Donadel est le dépositaire du jeu devant la défense, s’assurant d’être parfait dans sa zone de prédilection.

Et pour finir, Bernier est assez équilibré dans ses choix de passes et combine souvent, prenant le rôle d’un distributeur de ballons dans la moitié du terrain adverse; une sorte de navette autant sur la largeur du terrain que sur la longueur avec une capacité d’envoyer des ballons dans la surface.

Ca serait intéressant d’observer ces statistiques dans d’autres matchs et d’autres situations.

Affaire à suivre mais ce milieu de terrain pourrait être primordial pour le succès de Mauro Biello en 2017.

La jeunesse (enfin!)

En voyant l’éclosion de Kyle Fisher, Ballou Jean-Yves Tabla et d’Anthony Jackson-Hamel, on peut enfin dire qu’un semblant de relève se matérialise du coté de l’Impact.

Fisher prend de la confiance et répond présent au combat, tout en se permettant un but sur corner. Fort dans les duels et pour nettoyer la surface de réparation, le défenseur central américain commence vraiment à s’affirmer dans la hiérarchie de Biello comme homme de confiance.

De l’autre coté du terrain, Jackson-Hamel n’a pas marqué mais son rôle ingrat, durant les 90 minutes, a été important pour le collectif mais aussi pour son apprentissage en tant qu’attaquant de pointe.
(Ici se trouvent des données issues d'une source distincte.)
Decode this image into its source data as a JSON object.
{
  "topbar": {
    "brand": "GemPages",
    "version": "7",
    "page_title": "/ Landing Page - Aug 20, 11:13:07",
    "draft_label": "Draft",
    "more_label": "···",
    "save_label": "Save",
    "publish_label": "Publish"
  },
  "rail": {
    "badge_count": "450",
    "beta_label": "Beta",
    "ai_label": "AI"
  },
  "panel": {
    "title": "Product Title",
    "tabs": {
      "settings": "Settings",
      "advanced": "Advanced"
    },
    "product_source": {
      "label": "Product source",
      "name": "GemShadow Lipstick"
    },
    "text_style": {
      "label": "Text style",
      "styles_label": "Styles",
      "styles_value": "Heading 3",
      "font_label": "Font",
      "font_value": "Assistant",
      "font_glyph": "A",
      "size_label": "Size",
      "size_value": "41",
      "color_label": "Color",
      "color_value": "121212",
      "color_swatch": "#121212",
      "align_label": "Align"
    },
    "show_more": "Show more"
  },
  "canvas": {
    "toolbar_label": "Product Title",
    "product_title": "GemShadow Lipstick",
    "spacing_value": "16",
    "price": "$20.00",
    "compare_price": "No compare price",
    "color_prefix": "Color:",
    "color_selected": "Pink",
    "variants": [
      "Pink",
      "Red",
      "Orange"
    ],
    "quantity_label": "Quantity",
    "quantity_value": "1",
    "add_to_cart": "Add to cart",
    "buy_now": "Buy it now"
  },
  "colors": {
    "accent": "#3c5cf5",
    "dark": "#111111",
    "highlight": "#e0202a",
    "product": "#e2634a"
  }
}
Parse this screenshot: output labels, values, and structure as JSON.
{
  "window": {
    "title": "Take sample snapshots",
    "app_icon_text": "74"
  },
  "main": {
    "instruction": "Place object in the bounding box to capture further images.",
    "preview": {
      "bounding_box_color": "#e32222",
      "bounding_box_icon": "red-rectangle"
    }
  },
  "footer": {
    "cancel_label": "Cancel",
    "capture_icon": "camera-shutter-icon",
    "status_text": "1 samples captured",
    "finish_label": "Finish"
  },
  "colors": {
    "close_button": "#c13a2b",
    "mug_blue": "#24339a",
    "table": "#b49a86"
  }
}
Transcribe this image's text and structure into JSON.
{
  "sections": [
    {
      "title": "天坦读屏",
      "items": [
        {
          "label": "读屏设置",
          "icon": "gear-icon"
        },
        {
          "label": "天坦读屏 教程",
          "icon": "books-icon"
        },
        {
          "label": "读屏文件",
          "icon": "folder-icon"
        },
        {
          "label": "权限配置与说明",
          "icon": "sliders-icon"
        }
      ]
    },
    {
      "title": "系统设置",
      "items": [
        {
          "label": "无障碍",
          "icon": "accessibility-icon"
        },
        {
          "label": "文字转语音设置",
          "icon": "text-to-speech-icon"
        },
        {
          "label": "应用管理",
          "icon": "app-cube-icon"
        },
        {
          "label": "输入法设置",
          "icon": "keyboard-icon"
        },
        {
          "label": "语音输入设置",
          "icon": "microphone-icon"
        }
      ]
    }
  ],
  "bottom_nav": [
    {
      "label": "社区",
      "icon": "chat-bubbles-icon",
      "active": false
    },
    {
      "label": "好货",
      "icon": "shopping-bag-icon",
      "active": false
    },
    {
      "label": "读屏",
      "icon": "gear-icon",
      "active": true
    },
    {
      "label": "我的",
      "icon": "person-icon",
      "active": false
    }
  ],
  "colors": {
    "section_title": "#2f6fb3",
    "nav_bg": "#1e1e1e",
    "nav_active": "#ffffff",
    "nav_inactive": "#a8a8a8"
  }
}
Et c’est Ballou qui n’arrête pas de progresser tactiquement et profite lui des espaces mais aussi de la générosité du défenseur de Portland, Vytautas Andriuskevicius. Le jeune ailier apporte de la valeur ajoutée sur le terrain avec sa provocation et sa vision en terme de passes.

Ce n’est pas un secret que l’Impact misait beaucoup plus sur une présence de joueurs vétérans, mettant de coté les plus jeunes qui n’étaient pas tout le temps intéressants en terme de qualité.

Cette fois-ci, on voit cette vague “jeunesse” est venu comme une injection d’oxygène sur le terrain.